La petite souris rangea le ruban dans sa poche et sans attendre, elle se rendit au magasin, où elle acheta un joli ruban rouge qu'elle ramena chez elle. Le lendemain, elle fit un beau nœud avec le ruban rouge à sa queue et sortit sur le balcon pour que tous les autres animaux puissent l'admirer. Elle était si jolie que les admirateurs ne tardèrent pas à arriver.
Le premier fut un coq qui se tenait sous le balcon, criant : « Ô souris, toi qui es si jolie… épouse-moi et je t'achèterai une belle maison ! » La souris, indécise, répondit : « Je ne sais pas, je ne sais pas… Quel bruit fais-tu la nuit ? » « Je chante ainsi : cocorico ! cocorico ! » « Oh non, non, non — dit la souris —, je ne me marierai pas avec toi, cela m'effraie, cela m'effraie. »
Déçu, le coq s'en alla, et à sa place apparut un chien, qui espérait aussi épouser la souris : « Ô souris de ma vie, souris de mon cœur ! Épouse-moi et je te donnerai tout mon amour ! » Mais la souris était très indécise. « Oh je ne sais pas, je ne sais pas… dis-moi, quel bruit fais-tu la nuit ? » « Pendant la nuit, tu m'entendras aboyer : ouaf, ouaf ! » « Non, non, non — répondit la souris —. Cela m'effraie, cela m'effraie, avec toi je ne me marierai pas. »
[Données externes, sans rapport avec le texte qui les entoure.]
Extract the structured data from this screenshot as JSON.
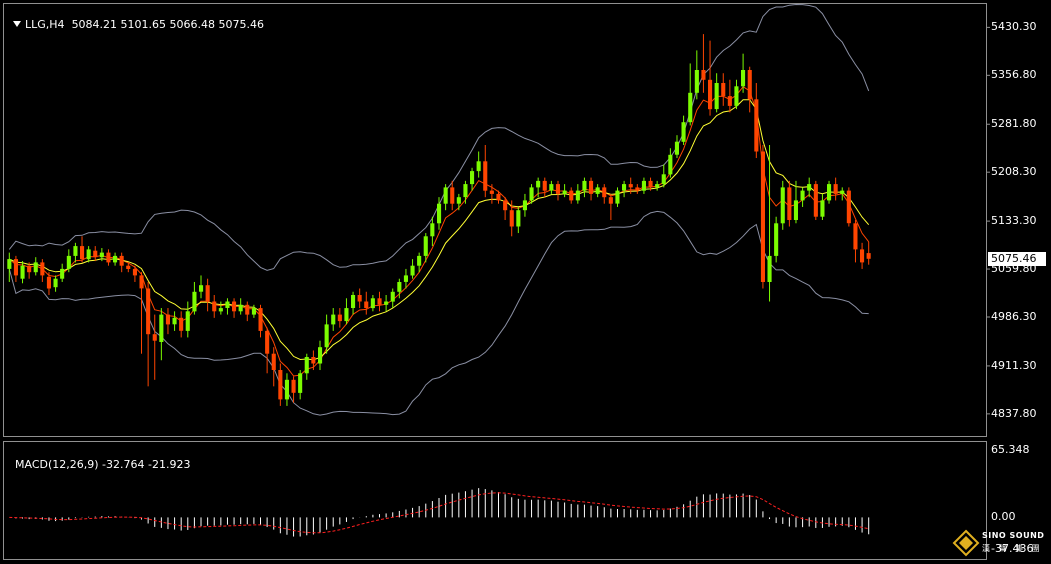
{
  "header": {
    "symbol": "LLG,H4",
    "ohlc": "5084.21 5101.65 5066.48 5075.46"
  },
  "macd_header": {
    "label": "MACD(12,26,9)",
    "values": "-32.764 -21.923"
  },
  "logo": {
    "name": "SINO SOUND",
    "chinese": "漢 聲 集 團"
  },
  "colors": {
    "bull": "#7CFC00",
    "bear": "#FF4500",
    "band": "#8a8fa3",
    "ma_fast": "#FF4500",
    "ma_slow": "#FFFF33",
    "macd_hist": "#ffffff",
    "macd_signal": "#ff2020",
    "grid": "#808080"
  },
  "chart_data": [
    {
      "type": "candlestick",
      "title": "LLG,H4",
      "ylim": [
        4810,
        5460
      ],
      "y_ticks": [
        "5430.30",
        "5356.80",
        "5281.80",
        "5208.30",
        "5133.30",
        "5059.80",
        "4986.30",
        "4911.30",
        "4837.80"
      ],
      "current_price": "5075.46",
      "candles": [
        [
          5060,
          5075,
          5040,
          5085
        ],
        [
          5075,
          5050,
          5040,
          5080
        ],
        [
          5045,
          5065,
          5038,
          5072
        ],
        [
          5065,
          5055,
          5045,
          5070
        ],
        [
          5055,
          5070,
          5050,
          5078
        ],
        [
          5070,
          5050,
          5040,
          5075
        ],
        [
          5048,
          5030,
          5020,
          5055
        ],
        [
          5032,
          5045,
          5025,
          5050
        ],
        [
          5045,
          5060,
          5040,
          5068
        ],
        [
          5060,
          5080,
          5055,
          5090
        ],
        [
          5080,
          5095,
          5070,
          5100
        ],
        [
          5095,
          5075,
          5070,
          5110
        ],
        [
          5075,
          5090,
          5070,
          5095
        ],
        [
          5088,
          5078,
          5072,
          5095
        ],
        [
          5078,
          5085,
          5072,
          5092
        ],
        [
          5085,
          5070,
          5065,
          5090
        ],
        [
          5070,
          5080,
          5065,
          5085
        ],
        [
          5080,
          5065,
          5055,
          5085
        ],
        [
          5065,
          5060,
          5055,
          5070
        ],
        [
          5060,
          5050,
          5040,
          5065
        ],
        [
          5050,
          5030,
          4930,
          5055
        ],
        [
          5030,
          4960,
          4880,
          5040
        ],
        [
          4960,
          4950,
          4890,
          4990
        ],
        [
          4948,
          4990,
          4920,
          5000
        ],
        [
          4990,
          4975,
          4960,
          5000
        ],
        [
          4975,
          4985,
          4965,
          4995
        ],
        [
          4985,
          4965,
          4955,
          4995
        ],
        [
          4965,
          4995,
          4955,
          5010
        ],
        [
          4995,
          5025,
          4990,
          5040
        ],
        [
          5025,
          5035,
          5015,
          5050
        ],
        [
          5035,
          5010,
          4995,
          5045
        ],
        [
          5010,
          4995,
          4985,
          5020
        ],
        [
          4995,
          5000,
          4990,
          5010
        ],
        [
          5000,
          5010,
          4990,
          5015
        ],
        [
          5010,
          4995,
          4985,
          5015
        ],
        [
          4995,
          5005,
          4990,
          5015
        ],
        [
          5005,
          4990,
          4980,
          5010
        ],
        [
          4990,
          5000,
          4985,
          5005
        ],
        [
          5000,
          4965,
          4955,
          5005
        ],
        [
          4965,
          4930,
          4900,
          4970
        ],
        [
          4930,
          4905,
          4880,
          4940
        ],
        [
          4905,
          4860,
          4850,
          4915
        ],
        [
          4860,
          4890,
          4850,
          4900
        ],
        [
          4890,
          4870,
          4855,
          4895
        ],
        [
          4870,
          4900,
          4860,
          4905
        ],
        [
          4900,
          4925,
          4890,
          4930
        ],
        [
          4925,
          4915,
          4905,
          4935
        ],
        [
          4915,
          4940,
          4905,
          4950
        ],
        [
          4940,
          4975,
          4930,
          4990
        ],
        [
          4975,
          4990,
          4965,
          5000
        ],
        [
          4990,
          4980,
          4970,
          5000
        ],
        [
          4980,
          5000,
          4975,
          5015
        ],
        [
          5000,
          5020,
          4990,
          5025
        ],
        [
          5020,
          5010,
          5000,
          5030
        ],
        [
          5010,
          5000,
          4990,
          5025
        ],
        [
          5000,
          5015,
          4995,
          5020
        ],
        [
          5015,
          5005,
          4995,
          5025
        ],
        [
          5005,
          5010,
          4995,
          5020
        ],
        [
          5010,
          5025,
          5000,
          5030
        ],
        [
          5025,
          5040,
          5015,
          5045
        ],
        [
          5040,
          5050,
          5030,
          5060
        ],
        [
          5050,
          5065,
          5045,
          5075
        ],
        [
          5065,
          5080,
          5055,
          5085
        ],
        [
          5080,
          5110,
          5070,
          5115
        ],
        [
          5110,
          5130,
          5095,
          5140
        ],
        [
          5130,
          5160,
          5120,
          5170
        ],
        [
          5160,
          5185,
          5150,
          5190
        ],
        [
          5185,
          5160,
          5150,
          5195
        ],
        [
          5160,
          5170,
          5150,
          5175
        ],
        [
          5170,
          5190,
          5160,
          5195
        ],
        [
          5190,
          5210,
          5180,
          5215
        ],
        [
          5210,
          5225,
          5200,
          5240
        ],
        [
          5225,
          5180,
          5170,
          5250
        ],
        [
          5180,
          5175,
          5160,
          5190
        ],
        [
          5175,
          5165,
          5160,
          5180
        ],
        [
          5165,
          5150,
          5135,
          5170
        ],
        [
          5150,
          5125,
          5110,
          5165
        ],
        [
          5125,
          5150,
          5115,
          5155
        ],
        [
          5150,
          5165,
          5140,
          5175
        ],
        [
          5165,
          5185,
          5160,
          5190
        ],
        [
          5185,
          5195,
          5170,
          5200
        ],
        [
          5195,
          5180,
          5170,
          5200
        ],
        [
          5180,
          5190,
          5175,
          5195
        ],
        [
          5190,
          5175,
          5165,
          5195
        ],
        [
          5175,
          5180,
          5170,
          5190
        ],
        [
          5180,
          5165,
          5160,
          5185
        ],
        [
          5165,
          5180,
          5160,
          5190
        ],
        [
          5180,
          5195,
          5170,
          5200
        ],
        [
          5195,
          5175,
          5165,
          5200
        ],
        [
          5175,
          5185,
          5170,
          5190
        ],
        [
          5185,
          5170,
          5160,
          5190
        ],
        [
          5170,
          5160,
          5135,
          5175
        ],
        [
          5160,
          5180,
          5155,
          5185
        ],
        [
          5180,
          5190,
          5170,
          5195
        ],
        [
          5190,
          5185,
          5175,
          5200
        ],
        [
          5185,
          5180,
          5175,
          5190
        ],
        [
          5180,
          5195,
          5175,
          5200
        ],
        [
          5195,
          5185,
          5180,
          5200
        ],
        [
          5185,
          5190,
          5180,
          5195
        ],
        [
          5190,
          5205,
          5185,
          5220
        ],
        [
          5205,
          5235,
          5200,
          5245
        ],
        [
          5235,
          5255,
          5230,
          5265
        ],
        [
          5255,
          5285,
          5250,
          5295
        ],
        [
          5285,
          5330,
          5280,
          5375
        ],
        [
          5330,
          5365,
          5320,
          5395
        ],
        [
          5365,
          5350,
          5330,
          5420
        ],
        [
          5350,
          5305,
          5295,
          5410
        ],
        [
          5305,
          5345,
          5300,
          5360
        ],
        [
          5345,
          5325,
          5310,
          5360
        ],
        [
          5325,
          5310,
          5300,
          5350
        ],
        [
          5310,
          5340,
          5305,
          5350
        ],
        [
          5340,
          5365,
          5330,
          5390
        ],
        [
          5365,
          5320,
          5300,
          5370
        ],
        [
          5320,
          5240,
          5230,
          5345
        ],
        [
          5240,
          5040,
          5030,
          5250
        ],
        [
          5040,
          5080,
          5010,
          5250
        ],
        [
          5080,
          5130,
          5070,
          5140
        ],
        [
          5130,
          5185,
          5120,
          5195
        ],
        [
          5185,
          5135,
          5125,
          5195
        ],
        [
          5135,
          5165,
          5130,
          5195
        ],
        [
          5165,
          5180,
          5155,
          5185
        ],
        [
          5180,
          5190,
          5170,
          5200
        ],
        [
          5190,
          5140,
          5135,
          5195
        ],
        [
          5140,
          5165,
          5135,
          5175
        ],
        [
          5165,
          5190,
          5160,
          5195
        ],
        [
          5190,
          5175,
          5165,
          5200
        ],
        [
          5175,
          5180,
          5165,
          5185
        ],
        [
          5180,
          5130,
          5125,
          5185
        ],
        [
          5130,
          5090,
          5070,
          5135
        ],
        [
          5090,
          5070,
          5060,
          5100
        ],
        [
          5084.21,
          5075.46,
          5066.48,
          5101.65
        ]
      ]
    },
    {
      "type": "macd",
      "title": "MACD(12,26,9)",
      "params": [
        12,
        26,
        9
      ],
      "macd_value": -32.764,
      "signal_value": -21.923,
      "ylim": [
        -37.436,
        65.348
      ],
      "y_ticks": [
        "65.348",
        "0.00",
        "-37.436"
      ]
    }
  ]
}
Tristement, le chien n'obtint pas non plus ce qu'il voulait, mais derrière lui apparut un cochon : « Belle souris, qui a un ruban rouge comme une rose, épouse-moi et deviens mon épouse ! » « Je ne sais pas, je ne sais pas… Quel son fais-tu la nuit ? » « Tu m'entendras grogner avant d'aller dormir : groin, groin ! groin, groin ! » Et le cochon ne convainquit pas non plus la souris. « Oh non, non, non. Les grognements me font trop peur ! Avec toi, je ne me marierai pas ! »
Le dernier prétendant fut un chat blanc, au pelage éclatant et au regard captivant. Avec sa voix douce, qui ressemblait à un miaulement, il dit à la souris : « Épouse-moi, jolie souris. » « Oh je ne sais pas, je ne sais pas. Quel bruit fais-tu la nuit ? » « J'aime miauler ainsi : miaou, miaou. » La voix douce du chat avait finalement convaincu la souris… « Oui, oui ! Avec toi, je me marierai ! »
Alors la souris, très confiante, descendit du balcon et se jeta dans les bras du chat. Mais ce dernier, qui ne souhaitait qu’un bon repas, se précipita sur elle pour l'attraper d'un coup de patte.
Heureusement, et comme la souris, en plus d'être coquette, était très chanceuse, elle réussit à échapper au chat, qui finit par se cogner contre un mur. Et ainsi s'est sauvée la souris chanceuse, car sinon cette histoire aurait été bien plus périlleuse… Et ils vécurent heureux… Fin.